Post-Traumatic Syringomyelia: Outcome Predictors.Clinical Neurology and Neurosurgery
AbstractOBJECTIVE: To identify risk factors that predispose to post-traumatic syringomyelia (PTS) and describe the outcome of surgical management. METHODS: Retrospective cohort study of 27 patients with post-traumatic syringomyelia. Spinal cord injury of these patients spanned the period from 1963 to 2008. All data were collected retrospectively using available medical records and radiological images. RESULTS: There were 24 males and 3 females. The level of initial spine injury was thoracic in 21, cervical in 4, and lumbar in 2. The average age (±SD) at diagnosis of PTS was 40±13 years. The mean follow-up ±SD from injury was 18±11 years. On admission after injury, there were 14 patients with American Spinal Injuries Association (ASIA) disability scores of A, 3 with ASIA C, and 10 with ASIA score of D. At the time of diagnosis of PTS, local kyphosis at the site of injury measured 28±12°, and the residual canal was 67±19% compared to the average rostral and caudal anteroposterior diameter. Fourteen patients underwent a single operation for PTS, and 13 needed two or more procedures. In the 11 patients in whom the initial surgery included a duraplasty, 3 required reoperation for unsuccessful reduction in the size of the syrinx and failure to improve symptoms. In the 16 patients in whom the initial procedure was that of a shunt alone, 10 required revision (p=0.0718 rate of revision between shunting and duraplasty).
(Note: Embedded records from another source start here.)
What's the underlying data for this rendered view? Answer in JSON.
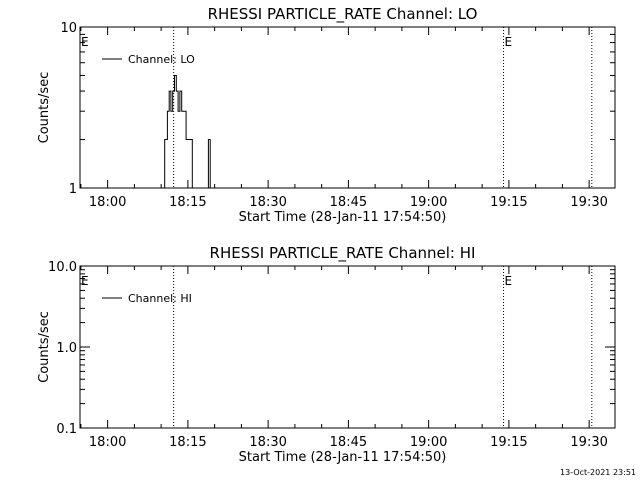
{
  "timestamp": "13-Oct-2021 23:51",
  "chart_data": [
    {
      "type": "line",
      "title": "RHESSI PARTICLE_RATE Channel: LO",
      "xlabel": "Start Time (28-Jan-11 17:54:50)",
      "ylabel": "Counts/sec",
      "yscale": "log",
      "ylim": [
        1,
        10
      ],
      "yticks": [
        "1",
        "10"
      ],
      "xlim": [
        "17:54:50",
        "19:34:50"
      ],
      "xticks": [
        "18:00",
        "18:15",
        "18:30",
        "18:45",
        "19:00",
        "19:15",
        "19:30"
      ],
      "legend": "top-left",
      "series": [
        {
          "name": "Channel: LO",
          "color": "#000000",
          "points": [
            [
              "18:10:10",
              1
            ],
            [
              "18:10:40",
              1
            ],
            [
              "18:10:40",
              2
            ],
            [
              "18:11:10",
              2
            ],
            [
              "18:11:10",
              3
            ],
            [
              "18:11:30",
              3
            ],
            [
              "18:11:30",
              4
            ],
            [
              "18:11:50",
              4
            ],
            [
              "18:11:50",
              3
            ],
            [
              "18:12:10",
              3
            ],
            [
              "18:12:10",
              4
            ],
            [
              "18:12:30",
              4
            ],
            [
              "18:12:30",
              5
            ],
            [
              "18:12:50",
              5
            ],
            [
              "18:12:50",
              4
            ],
            [
              "18:13:10",
              4
            ],
            [
              "18:13:10",
              3
            ],
            [
              "18:13:30",
              3
            ],
            [
              "18:13:30",
              4
            ],
            [
              "18:13:50",
              4
            ],
            [
              "18:13:50",
              3
            ],
            [
              "18:14:40",
              3
            ],
            [
              "18:14:40",
              2
            ],
            [
              "18:15:50",
              2
            ],
            [
              "18:15:50",
              1
            ],
            [
              "18:16:30",
              1
            ],
            [
              "18:16:30",
              1
            ],
            [
              "18:18:50",
              1
            ],
            [
              "18:18:50",
              2
            ],
            [
              "18:19:10",
              2
            ],
            [
              "18:19:10",
              1
            ]
          ]
        }
      ],
      "vlines": [
        {
          "x": "18:12:20",
          "label": ""
        },
        {
          "x": "19:14:00",
          "label": "E"
        },
        {
          "x": "19:30:30",
          "label": ""
        }
      ],
      "edge_label": "E"
    },
    {
      "type": "line",
      "title": "RHESSI PARTICLE_RATE Channel: HI",
      "xlabel": "Start Time (28-Jan-11 17:54:50)",
      "ylabel": "Counts/sec",
      "yscale": "log",
      "ylim": [
        0.1,
        10
      ],
      "yticks": [
        "10.0",
        "1.0",
        "0.1"
      ],
      "xlim": [
        "17:54:50",
        "19:34:50"
      ],
      "xticks": [
        "18:00",
        "18:15",
        "18:30",
        "18:45",
        "19:00",
        "19:15",
        "19:30"
      ],
      "legend": "top-left",
      "series": [
        {
          "name": "Channel: HI",
          "color": "#000000",
          "points": []
        }
      ],
      "vlines": [
        {
          "x": "18:12:20",
          "label": ""
        },
        {
          "x": "19:14:00",
          "label": "E"
        },
        {
          "x": "19:30:30",
          "label": ""
        }
      ],
      "edge_label": "E"
    }
  ]
}
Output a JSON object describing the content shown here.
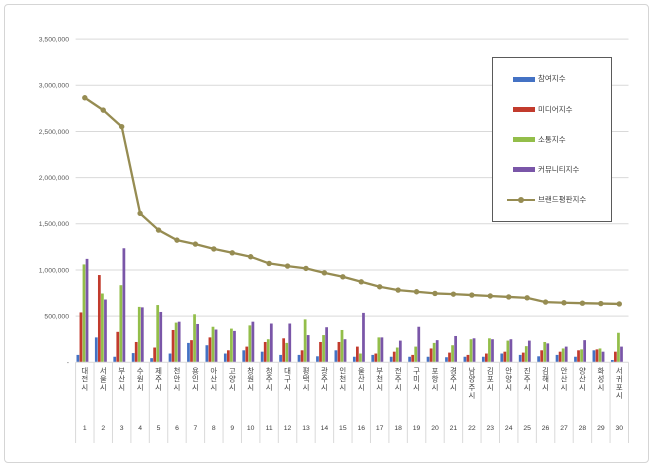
{
  "chart_data": {
    "type": "bar",
    "subtype": "grouped-bars-with-line-overlay",
    "title": "",
    "xlabel": "",
    "ylabel": "",
    "categories": [
      "대전시",
      "서울시",
      "부산시",
      "수원시",
      "제주시",
      "천안시",
      "용인시",
      "아산시",
      "고양시",
      "창원시",
      "청주시",
      "대구시",
      "평택시",
      "광주시",
      "인천시",
      "울산시",
      "부천시",
      "전주시",
      "구미시",
      "포항시",
      "경주시",
      "남양주시",
      "김포시",
      "안양시",
      "진주시",
      "김해시",
      "안산시",
      "양산시",
      "화성시",
      "서귀포시"
    ],
    "ranks": [
      "1",
      "2",
      "3",
      "4",
      "5",
      "6",
      "7",
      "8",
      "9",
      "10",
      "11",
      "12",
      "13",
      "14",
      "15",
      "16",
      "17",
      "18",
      "19",
      "20",
      "21",
      "22",
      "23",
      "24",
      "25",
      "26",
      "27",
      "28",
      "29",
      "30"
    ],
    "series": [
      {
        "name": "참여지수",
        "type": "bar",
        "color": "#4472c4",
        "values": [
          80000,
          270000,
          60000,
          100000,
          45000,
          95000,
          210000,
          185000,
          95000,
          130000,
          115000,
          80000,
          80000,
          65000,
          130000,
          60000,
          80000,
          60000,
          60000,
          60000,
          55000,
          60000,
          60000,
          95000,
          80000,
          65000,
          80000,
          60000,
          130000,
          25000
        ]
      },
      {
        "name": "미디어지수",
        "type": "bar",
        "color": "#c23b2d",
        "values": [
          540000,
          945000,
          330000,
          220000,
          160000,
          350000,
          240000,
          270000,
          130000,
          170000,
          220000,
          260000,
          130000,
          220000,
          220000,
          170000,
          95000,
          115000,
          80000,
          150000,
          105000,
          80000,
          95000,
          115000,
          105000,
          130000,
          115000,
          130000,
          140000,
          115000
        ]
      },
      {
        "name": "소통지수",
        "type": "bar",
        "color": "#93be4a",
        "values": [
          1060000,
          745000,
          835000,
          600000,
          620000,
          430000,
          520000,
          385000,
          365000,
          400000,
          250000,
          210000,
          465000,
          295000,
          350000,
          95000,
          270000,
          160000,
          170000,
          210000,
          185000,
          250000,
          260000,
          235000,
          175000,
          220000,
          150000,
          140000,
          150000,
          320000
        ]
      },
      {
        "name": "커뮤니티지수",
        "type": "bar",
        "color": "#7a56a8",
        "values": [
          1120000,
          680000,
          1235000,
          595000,
          545000,
          440000,
          415000,
          355000,
          340000,
          440000,
          420000,
          420000,
          295000,
          380000,
          250000,
          535000,
          270000,
          235000,
          385000,
          240000,
          285000,
          260000,
          250000,
          250000,
          235000,
          205000,
          170000,
          240000,
          115000,
          170000
        ]
      },
      {
        "name": "브랜드평판지수",
        "type": "line",
        "color": "#968c52",
        "values": [
          2865000,
          2731000,
          2552000,
          1613000,
          1432000,
          1323000,
          1280000,
          1228000,
          1186000,
          1143000,
          1071000,
          1042000,
          1017000,
          969000,
          926000,
          872000,
          818000,
          782000,
          764000,
          746000,
          738000,
          728000,
          718000,
          708000,
          698000,
          652000,
          645000,
          640000,
          636000,
          632000
        ]
      }
    ],
    "yaxis": {
      "min": 0,
      "max": 3500000,
      "step": 500000,
      "tick_labels": [
        "-",
        "500,000",
        "1,000,000",
        "1,500,000",
        "2,000,000",
        "2,500,000",
        "3,000,000",
        "3,500,000"
      ]
    },
    "grid": true,
    "legend_position": "upper-right-inside"
  },
  "colors": {
    "gridline": "#d9d9d9",
    "axis_text": "#595959",
    "category_text": "#3f3f3f",
    "frame_border": "#d5d5d5",
    "legend_border": "#5a5a5a"
  },
  "legend_names": [
    "participation-index",
    "media-index",
    "communication-index",
    "community-index",
    "brand-reputation-index"
  ]
}
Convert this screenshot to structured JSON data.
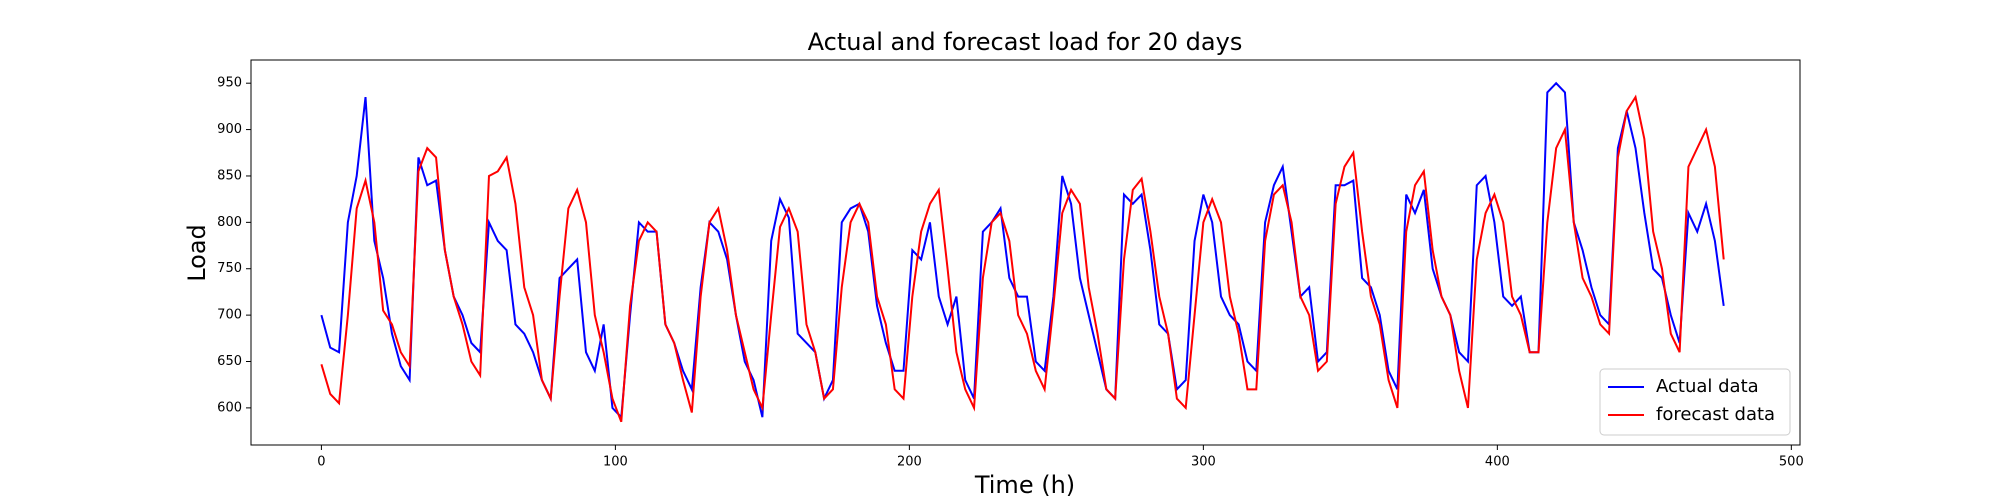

As a result of treatment for PTS, improvement in symptoms of PTS occurred in 14, symptoms were unchanged in 10, and progressed in 3. In the 11 patients with sequential MRI scans, a significant correlation was shown between the reduction in the size of the syrinx and clinical improvement (p<0.001). CONCLUSION: PTS is often the result of severe spinal cord injuries, with over half of patients having an ASIA disability score of A. Our review corroborates other published reports showing that PTS is associated with significant deformity and stenosis. Irrespective of treatment, over half of the patients required reoperation for their PTS. Duraplasty and arachnolysis are the preferred treatment for PTS over shunting alone. Treatment was associated with cessation of symptoms or improvement in nearly 90% of the patients.
KARAM, Y; et al. Post-traumatic syringomyelia: outcome predictors. Clinical Neurology And Neurosurgery. Netherlands, 124, 44-50, Sept. 2014. ISSN: 1872-6968.